The youthful landowner was asking ten thousand rubles for the grove simply because Vasíli Andréevich was offering seven thousand. Seven thousand was, however, only a third of its real value. Vasíli Andréevich might perhaps have got it down to his own price, for the woods were in his district and he had a long-standing agreement with the other village dealers that no one should run up the price in another’s district, but he had now learnt that some timber-dealers from town meant to bid for the Goryáchkin grove, and he resolved to go at once and get the matter settled. So as soon as the feast was over, he took seven hundred rubles from his strong box, added to them two thousand three hundred rubles of church money he had in his keeping, so as to make up the sum to three thousand; carefully counted the notes, and having put them into his pocket-book made haste to start.

Nikíta, the only one of Vasíli Andréevich’s labourers who was not drunk that day, ran to harness the horse. Nikíta, though a habitual drunkard, was not drunk that day because since the last day before the fast, when he had drunk his coat and leather boots, he had sworn off drink and had kept his vow for two months, and was still keeping it despite the temptation of the vodka that had been drunk everywhere during the first two days of the feast.

Nikíta was a peasant of about fifty from a neighbouring village, ‘not a manager’ as the peasants said of him, meaning that he was not the thrifty head of a household but lived most of his time away from home as a labourer. He was valued everywhere for his industry, dexterity, and strength at work, and still more for his kindly and pleasant temper. But he never settled down anywhere for long because about twice a year, or even oftener, he had a drinking bout, and then besides spending all his clothes on drink he became turbulent and quarrelsome. Vasíli Andréevich himself had turned him away several times, but had afterwards taken him back again – valuing his honesty, his kindness to animals, and especially his cheapness. Vasíli Andréevich did not pay Nikíta the eighty rubles a year such a man was worth, but only about forty, which he gave him haphazard, in small sums, and even that mostly not in cash but in goods from his own shop and at high prices.

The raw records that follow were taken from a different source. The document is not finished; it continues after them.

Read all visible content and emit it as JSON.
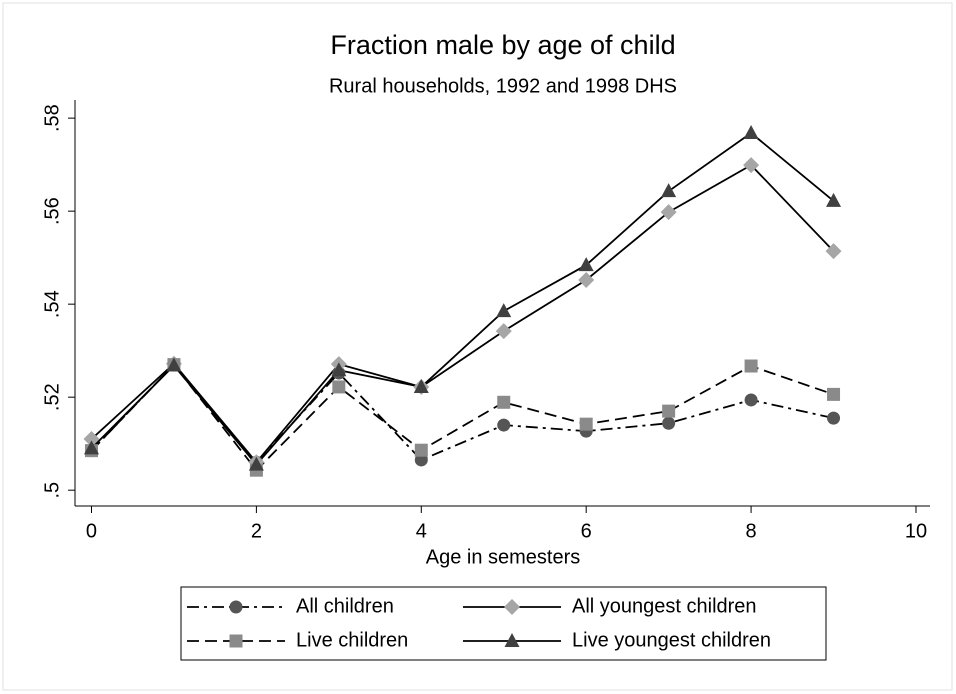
{
  "chart_data": {
    "type": "line",
    "title": "Fraction male by age of child",
    "subtitle": "Rural households, 1992 and 1998 DHS",
    "x_label": "Age in semesters",
    "x": [
      0,
      1,
      2,
      3,
      4,
      5,
      6,
      7,
      8,
      9
    ],
    "series": [
      {
        "name": "All children",
        "color": "#555555",
        "marker": "circle",
        "dash": "12 5 3 5",
        "values": [
          0.5085,
          0.527,
          0.506,
          0.5252,
          0.5065,
          0.514,
          0.5127,
          0.5144,
          0.5194,
          0.5155
        ]
      },
      {
        "name": "All youngest children",
        "color": "#a6a6a6",
        "marker": "diamond",
        "dash": "none",
        "values": [
          0.511,
          0.5272,
          0.506,
          0.5271,
          0.5222,
          0.5342,
          0.5452,
          0.5598,
          0.5699,
          0.5514
        ]
      },
      {
        "name": "Live children",
        "color": "#8a8a8a",
        "marker": "square",
        "dash": "12 6",
        "values": [
          0.5085,
          0.527,
          0.5043,
          0.5222,
          0.5086,
          0.5189,
          0.5142,
          0.517,
          0.5267,
          0.5206
        ]
      },
      {
        "name": "Live youngest children",
        "color": "#404040",
        "marker": "triangle",
        "dash": "none",
        "values": [
          0.509,
          0.5268,
          0.5055,
          0.5258,
          0.5222,
          0.5385,
          0.5484,
          0.5643,
          0.5768,
          0.5622
        ]
      }
    ],
    "xlim": [
      -0.2,
      10.17
    ],
    "xticks": [
      0,
      2,
      4,
      6,
      8,
      10
    ],
    "ylim": [
      0.4966,
      0.5839
    ],
    "yticks": [
      {
        "value": 0.5,
        "label": ".5"
      },
      {
        "value": 0.52,
        "label": ".52"
      },
      {
        "value": 0.54,
        "label": ".54"
      },
      {
        "value": 0.56,
        "label": ".56"
      },
      {
        "value": 0.58,
        "label": ".58"
      }
    ],
    "grid": false,
    "legend": "bottom"
  }
}
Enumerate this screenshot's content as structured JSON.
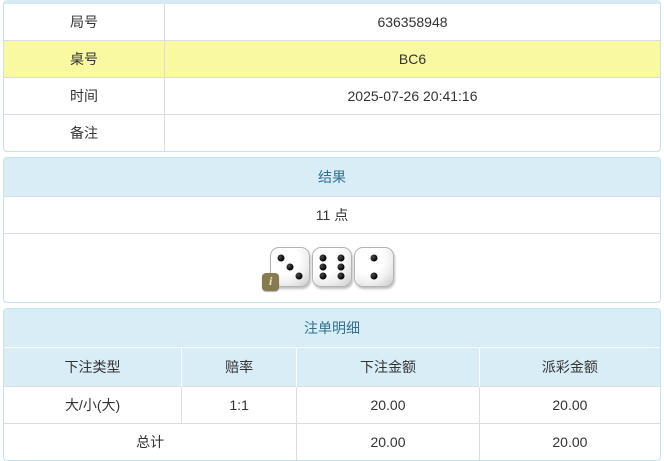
{
  "info_table": {
    "rows": [
      {
        "label": "局号",
        "value": "636358948",
        "highlight": false
      },
      {
        "label": "桌号",
        "value": "BC6",
        "highlight": true
      },
      {
        "label": "时间",
        "value": "2025-07-26 20:41:16",
        "highlight": false
      },
      {
        "label": "备注",
        "value": "",
        "highlight": false
      }
    ]
  },
  "result_panel": {
    "title": "结果",
    "points": "11 点",
    "dice": [
      3,
      6,
      2
    ],
    "info_badge_label": "i"
  },
  "bets_panel": {
    "title": "注单明细",
    "columns": [
      "下注类型",
      "赔率",
      "下注金额",
      "派彩金额"
    ],
    "rows": [
      {
        "bet_type": "大/小(大)",
        "odds": "1:1",
        "bet_amount": "20.00",
        "payout_amount": "20.00"
      }
    ],
    "total_row": {
      "label": "总计",
      "bet_amount": "20.00",
      "payout_amount": "20.00"
    }
  },
  "colors": {
    "panel_border": "#c2e3ef",
    "heading_bg": "#d9edf7",
    "heading_text": "#31708f",
    "highlight_yellow": "#f9f9a2",
    "odds_red": "#e53333",
    "cell_border": "#dddddd",
    "text": "#333333"
  }
}
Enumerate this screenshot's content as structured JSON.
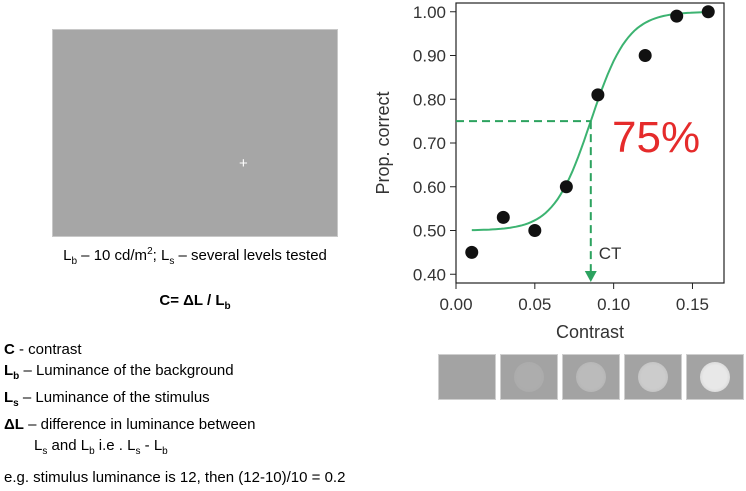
{
  "left_panel": {
    "fixation_symbol": "+",
    "caption_parts": {
      "lb_letter": "L",
      "lb_sub": "b",
      "lb_rest": " – 10 cd/m",
      "sq": "2",
      "semi": "; ",
      "ls_letter": "L",
      "ls_sub": "s",
      "ls_rest": " – several levels tested"
    },
    "formula_parts": {
      "main": "C= ΔL / L",
      "sub": "b"
    },
    "definitions": [
      {
        "term": "C",
        "sub": "",
        "text": " - contrast"
      },
      {
        "term": "L",
        "sub": "b",
        "text": " – Luminance of the background"
      },
      {
        "term": "L",
        "sub": "s",
        "text": " – Luminance of the stimulus"
      },
      {
        "term": "ΔL",
        "sub": "",
        "text": " – difference in luminance between"
      }
    ],
    "definition_cont": {
      "l1": "L",
      "s1": "s",
      "and": " and L",
      "s2": "b",
      "ie": "  i.e . L",
      "s3": "s",
      "minus": " - L",
      "s4": "b"
    },
    "example": "e.g. stimulus luminance is 12, then (12-10)/10 = 0.2"
  },
  "chart_data": {
    "type": "scatter",
    "xlabel": "Contrast",
    "ylabel": "Prop. correct",
    "xlim": [
      0.0,
      0.17
    ],
    "ylim": [
      0.38,
      1.02
    ],
    "x_ticks": [
      "0.00",
      "0.05",
      "0.10",
      "0.15"
    ],
    "x_tick_values": [
      0.0,
      0.05,
      0.1,
      0.15
    ],
    "y_ticks": [
      "0.40",
      "0.50",
      "0.60",
      "0.70",
      "0.80",
      "0.90",
      "1.00"
    ],
    "y_tick_values": [
      0.4,
      0.5,
      0.6,
      0.7,
      0.8,
      0.9,
      1.0
    ],
    "points": [
      {
        "x": 0.01,
        "y": 0.45
      },
      {
        "x": 0.03,
        "y": 0.53
      },
      {
        "x": 0.05,
        "y": 0.5
      },
      {
        "x": 0.07,
        "y": 0.6
      },
      {
        "x": 0.09,
        "y": 0.81
      },
      {
        "x": 0.12,
        "y": 0.9
      },
      {
        "x": 0.14,
        "y": 0.99
      },
      {
        "x": 0.16,
        "y": 1.0
      }
    ],
    "fit_curve": {
      "type": "logistic",
      "floor": 0.5,
      "ceiling": 1.0,
      "midpoint": 0.0855,
      "slope": 85,
      "x_range": [
        0.01,
        0.16
      ]
    },
    "threshold": {
      "y": 0.75,
      "x": 0.0855,
      "label": "CT"
    },
    "annotation": {
      "text": "75%",
      "color": "#e52b2b"
    },
    "curve_color": "#3cb371",
    "guide_color": "#2ca25f",
    "point_color": "#111111",
    "grid": false
  },
  "stimulus_swatches": [
    {
      "disc_luminance": 0.0
    },
    {
      "disc_luminance": 0.15
    },
    {
      "disc_luminance": 0.35
    },
    {
      "disc_luminance": 0.6
    },
    {
      "disc_luminance": 1.0
    }
  ]
}
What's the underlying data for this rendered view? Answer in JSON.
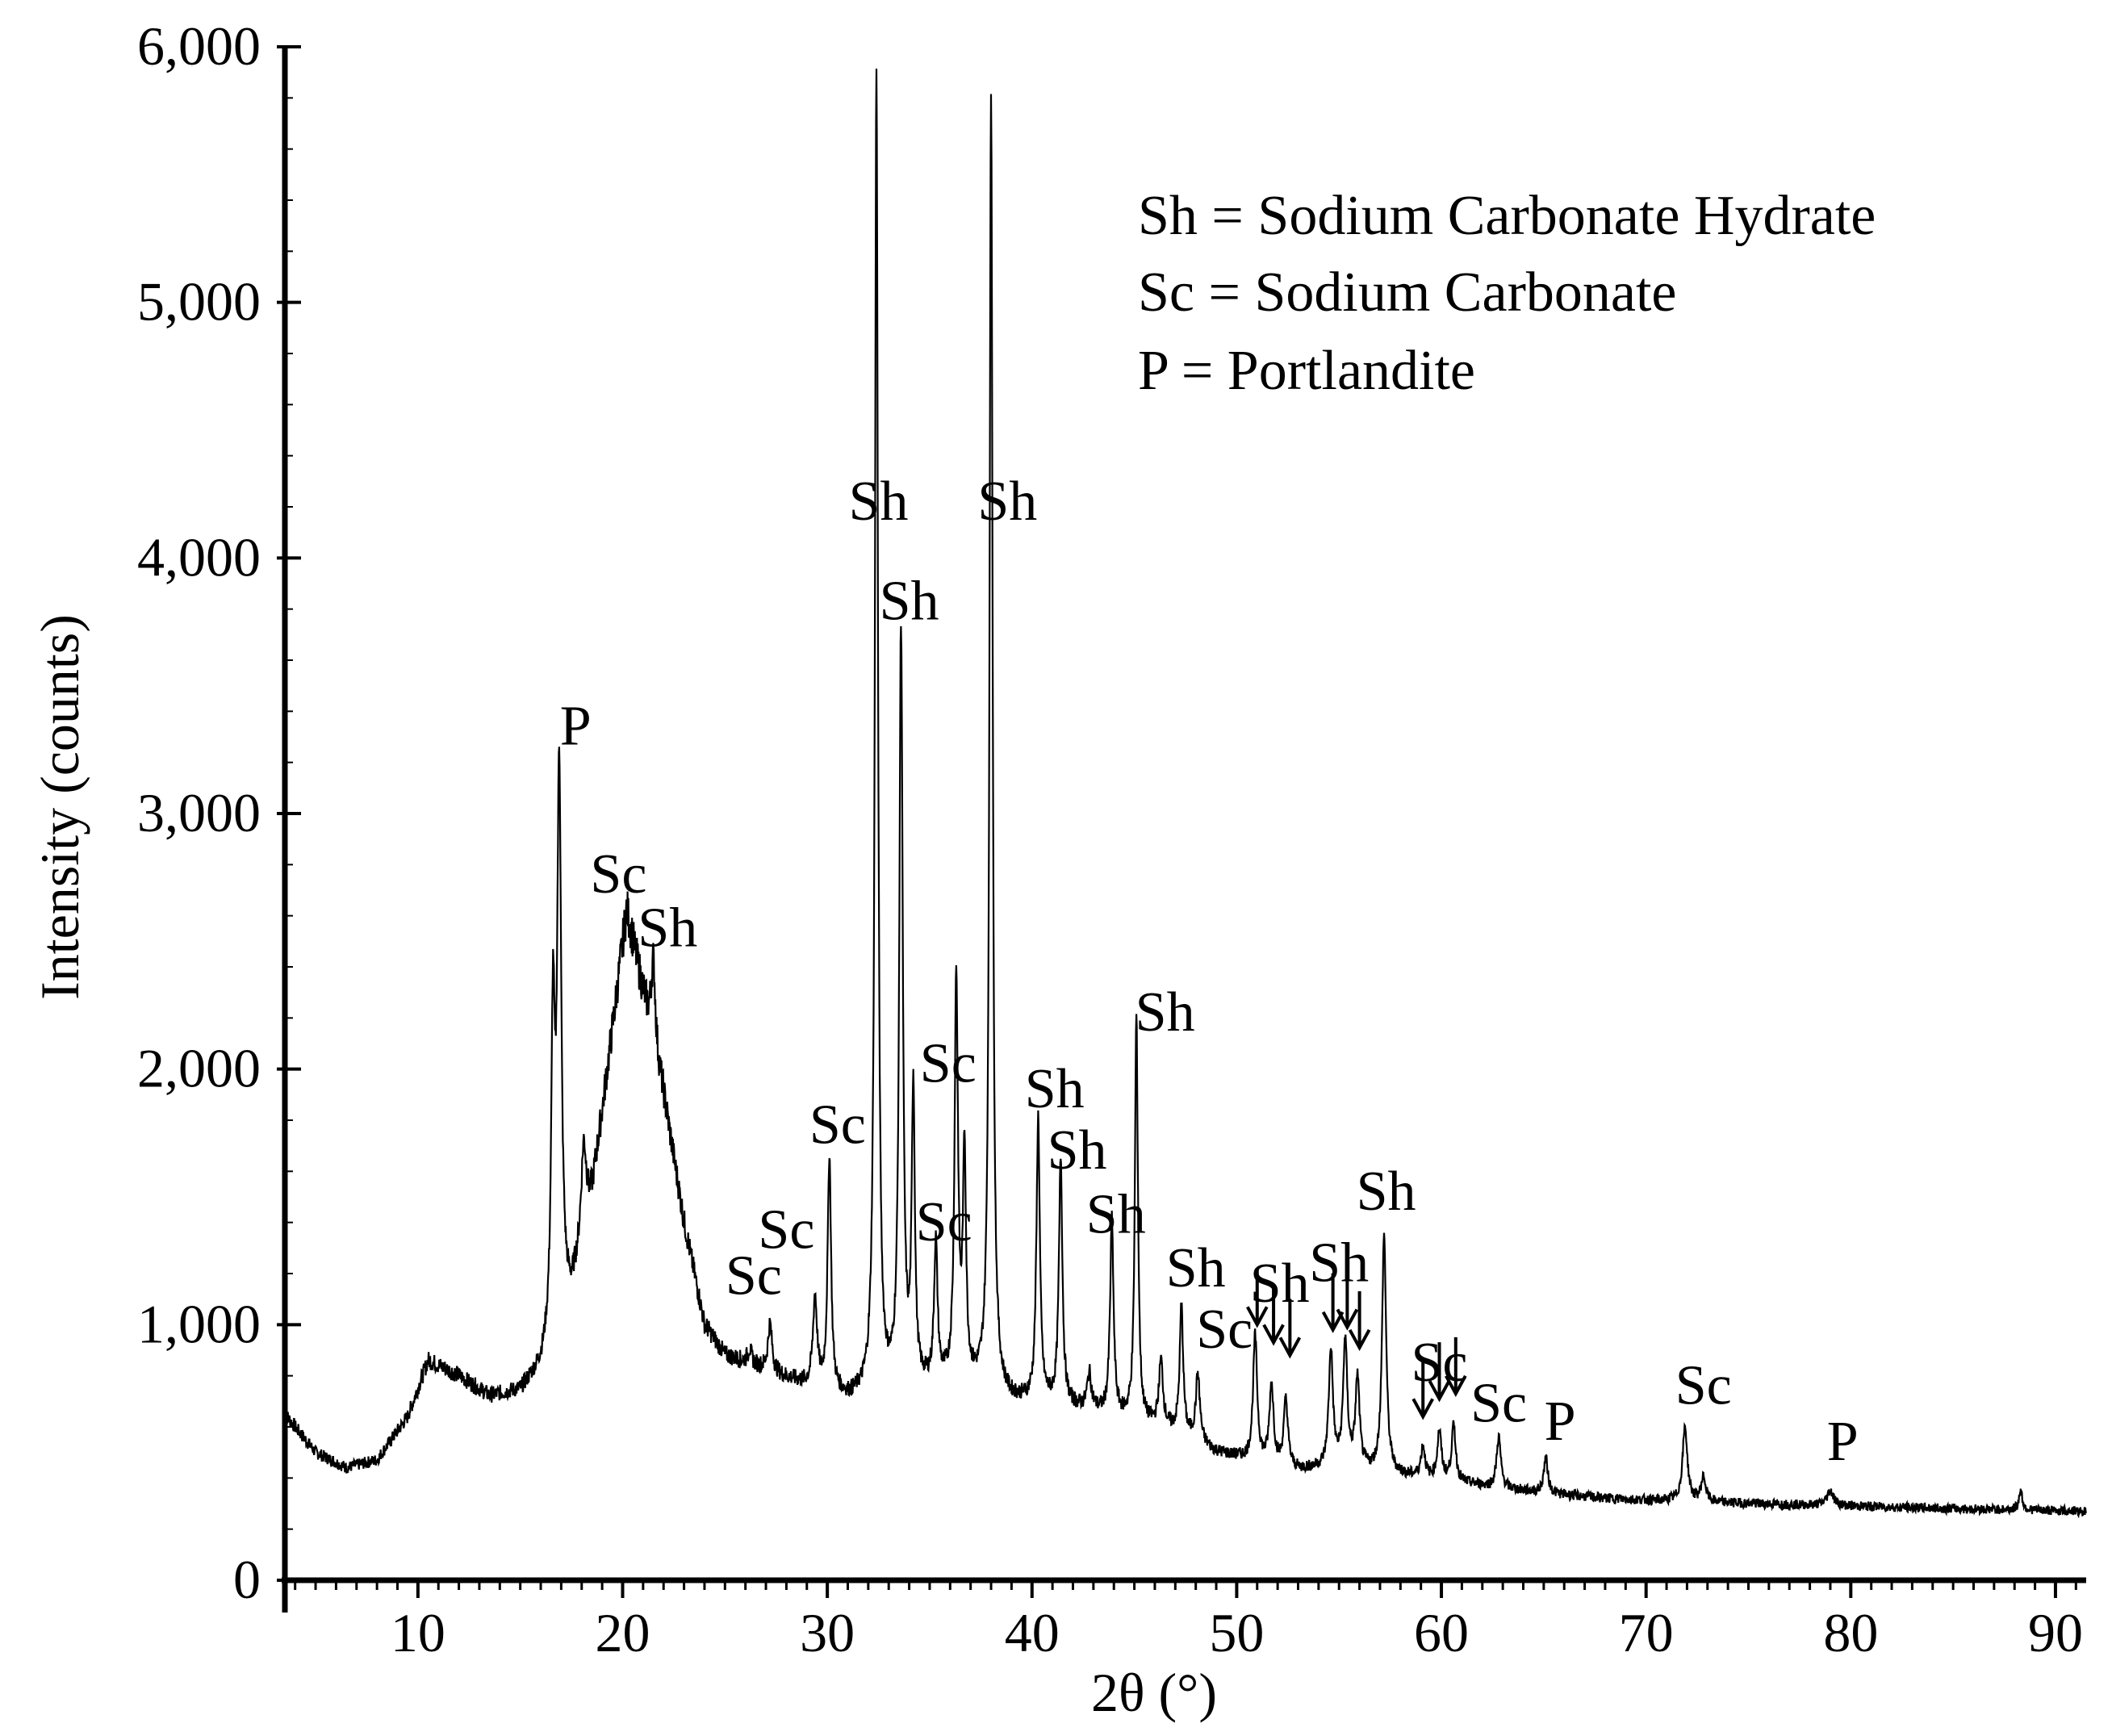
{
  "chart_data": {
    "type": "line",
    "xlabel": "2θ (°)",
    "ylabel": "Intensity (counts)",
    "xlim": [
      3.5,
      91.5
    ],
    "ylim": [
      0,
      6000
    ],
    "x_ticks": [
      10,
      20,
      30,
      40,
      50,
      60,
      70,
      80,
      90
    ],
    "x_tick_labels": [
      "10",
      "20",
      "30",
      "40",
      "50",
      "60",
      "70",
      "80",
      "90"
    ],
    "y_ticks": [
      0,
      1000,
      2000,
      3000,
      4000,
      5000,
      6000
    ],
    "y_tick_labels": [
      "0",
      "1,000",
      "2,000",
      "3,000",
      "4,000",
      "5,000",
      "6,000"
    ],
    "legend_position": "top-right",
    "legend": [
      "Sh = Sodium Carbonate Hydrate",
      "Sc = Sodium Carbonate",
      "P = Portlandite"
    ],
    "baseline": [
      [
        3.5,
        650
      ],
      [
        5,
        500
      ],
      [
        6.5,
        440
      ],
      [
        8,
        470
      ],
      [
        9.5,
        640
      ],
      [
        10.5,
        860
      ],
      [
        12,
        800
      ],
      [
        13.5,
        720
      ],
      [
        15,
        740
      ],
      [
        16,
        830
      ],
      [
        17.5,
        1100
      ],
      [
        18.5,
        1500
      ],
      [
        19.5,
        2150
      ],
      [
        20.2,
        2620
      ],
      [
        21,
        2300
      ],
      [
        22,
        1900
      ],
      [
        23,
        1400
      ],
      [
        24,
        1000
      ],
      [
        25,
        880
      ],
      [
        27,
        820
      ],
      [
        29,
        760
      ],
      [
        31,
        710
      ],
      [
        33,
        730
      ],
      [
        35,
        760
      ],
      [
        37,
        760
      ],
      [
        39,
        700
      ],
      [
        41,
        690
      ],
      [
        43,
        660
      ],
      [
        45,
        620
      ],
      [
        47,
        580
      ],
      [
        49,
        500
      ],
      [
        51,
        460
      ],
      [
        53,
        430
      ],
      [
        55,
        440
      ],
      [
        57,
        420
      ],
      [
        59,
        400
      ],
      [
        61,
        380
      ],
      [
        63,
        360
      ],
      [
        65,
        340
      ],
      [
        68,
        320
      ],
      [
        71,
        310
      ],
      [
        75,
        300
      ],
      [
        80,
        290
      ],
      [
        85,
        280
      ],
      [
        91.5,
        270
      ]
    ],
    "peaks": [
      [
        16.6,
        2150,
        0.1
      ],
      [
        16.9,
        3150,
        0.12
      ],
      [
        18.1,
        1700,
        0.15
      ],
      [
        21.5,
        2430,
        0.12
      ],
      [
        26.2,
        900,
        0.12
      ],
      [
        27.2,
        1000,
        0.12
      ],
      [
        29.4,
        1100,
        0.12
      ],
      [
        30.1,
        1650,
        0.1
      ],
      [
        32.4,
        5900,
        0.09
      ],
      [
        33.6,
        3700,
        0.1
      ],
      [
        34.2,
        1900,
        0.09
      ],
      [
        35.3,
        1300,
        0.1
      ],
      [
        36.3,
        2340,
        0.1
      ],
      [
        36.7,
        1650,
        0.09
      ],
      [
        38.0,
        5800,
        0.09
      ],
      [
        40.3,
        1800,
        0.1
      ],
      [
        41.4,
        1650,
        0.1
      ],
      [
        42.8,
        800,
        0.12
      ],
      [
        43.9,
        1400,
        0.1
      ],
      [
        45.1,
        2200,
        0.09
      ],
      [
        46.3,
        850,
        0.12
      ],
      [
        47.3,
        1070,
        0.1
      ],
      [
        48.1,
        800,
        0.12
      ],
      [
        50.9,
        950,
        0.12
      ],
      [
        51.7,
        760,
        0.12
      ],
      [
        52.4,
        700,
        0.12
      ],
      [
        54.6,
        900,
        0.12
      ],
      [
        55.3,
        930,
        0.12
      ],
      [
        55.9,
        780,
        0.12
      ],
      [
        57.2,
        1350,
        0.12
      ],
      [
        59.1,
        520,
        0.12
      ],
      [
        59.9,
        580,
        0.12
      ],
      [
        60.6,
        600,
        0.12
      ],
      [
        62.8,
        560,
        0.12
      ],
      [
        65.1,
        480,
        0.12
      ],
      [
        71.9,
        600,
        0.14
      ],
      [
        72.8,
        400,
        0.14
      ],
      [
        79.0,
        350,
        0.2
      ],
      [
        88.3,
        350,
        0.1
      ]
    ],
    "labels": [
      {
        "text": "P",
        "x": 17.7,
        "y": 3270
      },
      {
        "text": "Sc",
        "x": 19.8,
        "y": 2690
      },
      {
        "text": "Sh",
        "x": 22.2,
        "y": 2480
      },
      {
        "text": "Sc",
        "x": 26.4,
        "y": 1120
      },
      {
        "text": "Sc",
        "x": 28.0,
        "y": 1300
      },
      {
        "text": "Sc",
        "x": 30.5,
        "y": 1710
      },
      {
        "text": "Sh",
        "x": 32.5,
        "y": 4150
      },
      {
        "text": "Sh",
        "x": 34.0,
        "y": 3760
      },
      {
        "text": "Sc",
        "x": 35.9,
        "y": 1950
      },
      {
        "text": "Sc",
        "x": 35.7,
        "y": 1330
      },
      {
        "text": "Sh",
        "x": 38.8,
        "y": 4150
      },
      {
        "text": "Sh",
        "x": 41.1,
        "y": 1850
      },
      {
        "text": "Sh",
        "x": 42.2,
        "y": 1610
      },
      {
        "text": "Sh",
        "x": 44.1,
        "y": 1360
      },
      {
        "text": "Sh",
        "x": 46.5,
        "y": 2150
      },
      {
        "text": "Sh",
        "x": 48.0,
        "y": 1150
      },
      {
        "text": "Sc",
        "x": 49.4,
        "y": 910
      },
      {
        "text": "Sh",
        "x": 52.1,
        "y": 1090
      },
      {
        "text": "Sh",
        "x": 55.0,
        "y": 1170
      },
      {
        "text": "Sh",
        "x": 57.3,
        "y": 1450
      },
      {
        "text": "Sc",
        "x": 59.9,
        "y": 780
      },
      {
        "text": "Sc",
        "x": 62.8,
        "y": 620
      },
      {
        "text": "P",
        "x": 65.8,
        "y": 550
      },
      {
        "text": "Sc",
        "x": 72.8,
        "y": 690
      },
      {
        "text": "P",
        "x": 79.6,
        "y": 470
      }
    ],
    "arrows": [
      {
        "x": 51.0,
        "y": 1000
      },
      {
        "x": 51.8,
        "y": 930
      },
      {
        "x": 52.6,
        "y": 880
      },
      {
        "x": 54.7,
        "y": 980
      },
      {
        "x": 55.4,
        "y": 990
      },
      {
        "x": 56.0,
        "y": 910
      },
      {
        "x": 59.1,
        "y": 640
      },
      {
        "x": 59.9,
        "y": 710
      },
      {
        "x": 60.7,
        "y": 730
      }
    ]
  }
}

Nikíta’s wife Martha, who had once been a handsome vigorous woman, managed the homestead with the help of her son and two daughters, and did not urge Nikíta to live at home: first because she had been living for some twenty years already with a cooper, a peasant from another village who lodged in their house; and secondly because though she managed her husband as she pleased when he was sober, she feared him like fire when he was drunk. Once when he had got drunk at home, Nikíta, probably to make up for his sub-missiveness when sober, broke open her box, took out her best clothes, snatched up an axe, and chopped all her under-gar-ments and dresses to bits. All the wages Nikíta earned went to his wife, and he raised no objection to that. So now, two days before the holiday, Martha had been twice to see Vasíli Andréevich and had got from him wheat flour, tea, sugar, and a quart of vodka, the lot costing three rubles, and also five rubles in cash, for which she thanked him as for a special favour, though he owed Nikíta at least twenty rubles.